Running back Jerome Bettis, wide receiver Tim Brown, defensive end Charles Haley and guard Will Shields were also selected. Also in this year’s class are senior nominee Mick Tingelhoff and a pair of former general managers who were in the contributor category: Ron Wolf and Bill Polian.

Seau was selected to the Pro Bowl 12 times over his 20 seasons, totaling 56 1/2 sacks and 18 interceptions, and in 1994 helped lead the San Diego Chargers to their lone Super Bowl appearance. The National Football League’s Defensive Player of the Year in 1992, Seau also played with the Miami Dolphins and New England Patriots, and was selected to the league’s All-Decade team of the 1990s.

The enshrinement ceremony is scheduled for Aug. 8 in Canton, Ohio, where Seau will be inducted posthumously and have his bronze Hall of Fame bust unveiled. The rest of the 2015 class will make speeches after receiving their gold jackets.

Classmates

Shields was selected in his fourth year of eligibility, Bettis was up for election a fifth time, and Brown and Haley were each in their sixth year of eligibility.

Bettis, 42, spent 10 of his 13 seasons with the Pittsburgh Steelers and ranks sixth in NFL history with 13,662 rushing yards. A bruising runner, the 5-foot-11, 243-pound Bettis had eight 1,000-yard rushing seasons, made six Pro Bowls and won a Super Bowl title with the Steelers in his final year.

Brown, 48, played with the Raiders for 16 of his 17 NFL seasons and ranks fifth in league history with 1,094 receptions. Brown made nine Pro Bowls -- for both his receiving and kick returning prowess -- and at the time of his retirement his 19,682 combined yards ranked fifth all-time. He totaled 105 touchdowns, including 100 receiving, one rushing, three on punt returns and one on a kickoff return.

Haley, 51, is the only player in NFL history to play on five Super Bowl winning teams, having played for both the San Francisco 49ers and Dallas Cowboys. A five-time Pro Bowl selection, Haley totaled 100 1/2 career sacks and was twice voted the National Football Conference’s top defensive player. He was in his 11th year of eligibility.

Shields, 43, never missed a game during his 14-season career with the Kansas City Chiefs and his 223 starts are a franchise record. He made 12 straight trips to the Pro Bowl and was selected to the NFL’s All-Decade team of the 2000s.

Players have to be retired from the NFL for five seasons before becoming eligible for the Hall of Fame.

Contributors

Wolf, 76, has been recognized as one of the finest personnel men in pro football, according to the Hall of Fame’s website. He spent 23 seasons building a Raiders team that posted winning seasons 17 times in that span. Wolf, who also worked with the Tampa Bay Buccaneers and New York Jets, was best known for his 11-year run as GM in Green Bay, where he was the architect of a team that won three straight division titles and made back-to-back Super Bowl appearances.

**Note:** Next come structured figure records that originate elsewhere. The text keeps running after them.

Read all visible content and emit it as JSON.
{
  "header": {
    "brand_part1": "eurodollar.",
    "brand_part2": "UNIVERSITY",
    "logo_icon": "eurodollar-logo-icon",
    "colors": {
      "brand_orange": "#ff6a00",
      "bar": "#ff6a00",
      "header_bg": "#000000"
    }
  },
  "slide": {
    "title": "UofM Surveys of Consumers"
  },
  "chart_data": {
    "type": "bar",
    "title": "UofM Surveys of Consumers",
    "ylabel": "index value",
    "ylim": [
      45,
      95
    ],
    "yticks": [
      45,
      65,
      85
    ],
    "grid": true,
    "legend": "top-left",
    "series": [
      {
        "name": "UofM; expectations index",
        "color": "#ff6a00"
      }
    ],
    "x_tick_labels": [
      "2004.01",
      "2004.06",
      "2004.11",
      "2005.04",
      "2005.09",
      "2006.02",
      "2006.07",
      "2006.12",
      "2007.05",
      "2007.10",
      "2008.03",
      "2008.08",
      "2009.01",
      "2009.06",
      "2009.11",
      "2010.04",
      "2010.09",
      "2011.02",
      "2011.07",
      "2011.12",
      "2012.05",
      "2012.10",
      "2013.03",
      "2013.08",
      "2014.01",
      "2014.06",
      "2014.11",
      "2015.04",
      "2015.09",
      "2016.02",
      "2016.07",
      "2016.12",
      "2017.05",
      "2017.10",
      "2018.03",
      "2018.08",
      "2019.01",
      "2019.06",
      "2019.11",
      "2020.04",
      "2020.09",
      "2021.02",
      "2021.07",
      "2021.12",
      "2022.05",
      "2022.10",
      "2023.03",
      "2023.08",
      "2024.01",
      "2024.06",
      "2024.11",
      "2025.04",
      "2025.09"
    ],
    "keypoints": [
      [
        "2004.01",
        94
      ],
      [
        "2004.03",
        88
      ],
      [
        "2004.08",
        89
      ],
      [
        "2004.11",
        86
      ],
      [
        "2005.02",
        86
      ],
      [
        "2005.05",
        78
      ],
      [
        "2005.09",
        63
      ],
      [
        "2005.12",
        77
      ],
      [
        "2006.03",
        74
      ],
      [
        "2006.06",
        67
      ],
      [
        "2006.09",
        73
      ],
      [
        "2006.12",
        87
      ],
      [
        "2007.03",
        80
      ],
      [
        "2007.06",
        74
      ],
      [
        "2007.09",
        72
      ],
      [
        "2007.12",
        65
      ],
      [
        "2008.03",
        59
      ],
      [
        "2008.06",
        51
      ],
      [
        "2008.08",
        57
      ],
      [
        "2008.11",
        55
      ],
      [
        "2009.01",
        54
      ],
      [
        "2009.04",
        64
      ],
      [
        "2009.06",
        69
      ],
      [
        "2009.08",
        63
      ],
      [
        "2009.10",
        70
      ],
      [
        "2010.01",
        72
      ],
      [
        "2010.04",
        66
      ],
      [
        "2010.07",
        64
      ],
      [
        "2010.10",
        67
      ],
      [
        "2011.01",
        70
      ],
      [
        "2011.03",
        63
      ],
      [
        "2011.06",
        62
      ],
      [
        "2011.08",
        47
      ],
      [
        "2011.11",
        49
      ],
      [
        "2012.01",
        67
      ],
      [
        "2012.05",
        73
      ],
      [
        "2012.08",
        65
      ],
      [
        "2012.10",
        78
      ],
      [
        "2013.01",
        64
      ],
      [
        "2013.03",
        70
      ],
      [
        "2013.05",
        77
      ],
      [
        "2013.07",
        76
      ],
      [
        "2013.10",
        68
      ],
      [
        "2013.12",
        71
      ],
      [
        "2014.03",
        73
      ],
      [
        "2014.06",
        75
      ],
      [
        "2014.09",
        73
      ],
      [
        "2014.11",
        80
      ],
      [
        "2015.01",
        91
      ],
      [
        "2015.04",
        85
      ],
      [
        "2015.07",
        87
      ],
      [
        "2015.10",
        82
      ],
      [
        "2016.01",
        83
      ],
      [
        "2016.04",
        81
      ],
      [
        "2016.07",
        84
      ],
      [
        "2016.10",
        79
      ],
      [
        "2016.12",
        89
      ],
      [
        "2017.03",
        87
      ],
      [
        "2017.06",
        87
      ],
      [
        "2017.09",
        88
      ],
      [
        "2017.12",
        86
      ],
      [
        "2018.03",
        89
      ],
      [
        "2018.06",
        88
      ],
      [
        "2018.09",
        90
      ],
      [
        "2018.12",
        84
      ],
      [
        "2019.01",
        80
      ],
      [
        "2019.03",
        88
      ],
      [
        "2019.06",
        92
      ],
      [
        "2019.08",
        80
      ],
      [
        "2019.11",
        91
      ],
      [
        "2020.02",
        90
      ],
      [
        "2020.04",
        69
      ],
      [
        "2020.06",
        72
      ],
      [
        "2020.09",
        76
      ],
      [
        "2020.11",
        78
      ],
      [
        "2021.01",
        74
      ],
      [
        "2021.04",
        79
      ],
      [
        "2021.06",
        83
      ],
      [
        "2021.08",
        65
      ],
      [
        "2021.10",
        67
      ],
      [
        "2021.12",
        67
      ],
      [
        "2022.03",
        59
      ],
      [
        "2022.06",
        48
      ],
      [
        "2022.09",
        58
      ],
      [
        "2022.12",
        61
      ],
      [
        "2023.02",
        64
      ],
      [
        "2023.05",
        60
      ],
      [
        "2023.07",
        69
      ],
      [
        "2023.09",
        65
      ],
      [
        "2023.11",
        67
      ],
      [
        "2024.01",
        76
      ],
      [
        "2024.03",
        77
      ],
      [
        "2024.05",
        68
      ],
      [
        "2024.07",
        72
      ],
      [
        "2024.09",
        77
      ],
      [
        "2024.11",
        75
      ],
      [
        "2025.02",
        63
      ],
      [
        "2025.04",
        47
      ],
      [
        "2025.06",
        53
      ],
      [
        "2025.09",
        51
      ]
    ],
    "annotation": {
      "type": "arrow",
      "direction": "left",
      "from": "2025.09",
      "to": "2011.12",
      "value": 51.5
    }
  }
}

Polian, 72, spent 32 seasons in the NFL and is best remembered for his stints as general manager of the Buffalo Bills (1984-92) and Indianapolis Colts (1998-2011). He helped build a Bills team that made four straight Super Bowls in the 1990s and was at the helm of a Colts team that reached the postseason 11 times in a 12-year span, including two Super Bowl appearances and a title in 2007.

Tingelhoff

Tingelhoff, 74, became the Minnesota Vikings’ starting center as a rookie in 1962 and held the position for the rest of his 17-year NFL career, starting 240 straight games. He anchored an offensive line that helped the Vikings claim 10 divisional titles in an 11-season span from 1968 to 1978.

Kicker Morten Andersen, coaches Don Coryell, Tony Dungy and Jimmy Johnson, running back Terrell Davis, linebacker Kevin Greene, receiver Marvin Harrison, safety John Lynch, offensive lineman Orlando Pace, and quarterback Kurt Warner were the finalists that weren’t selected.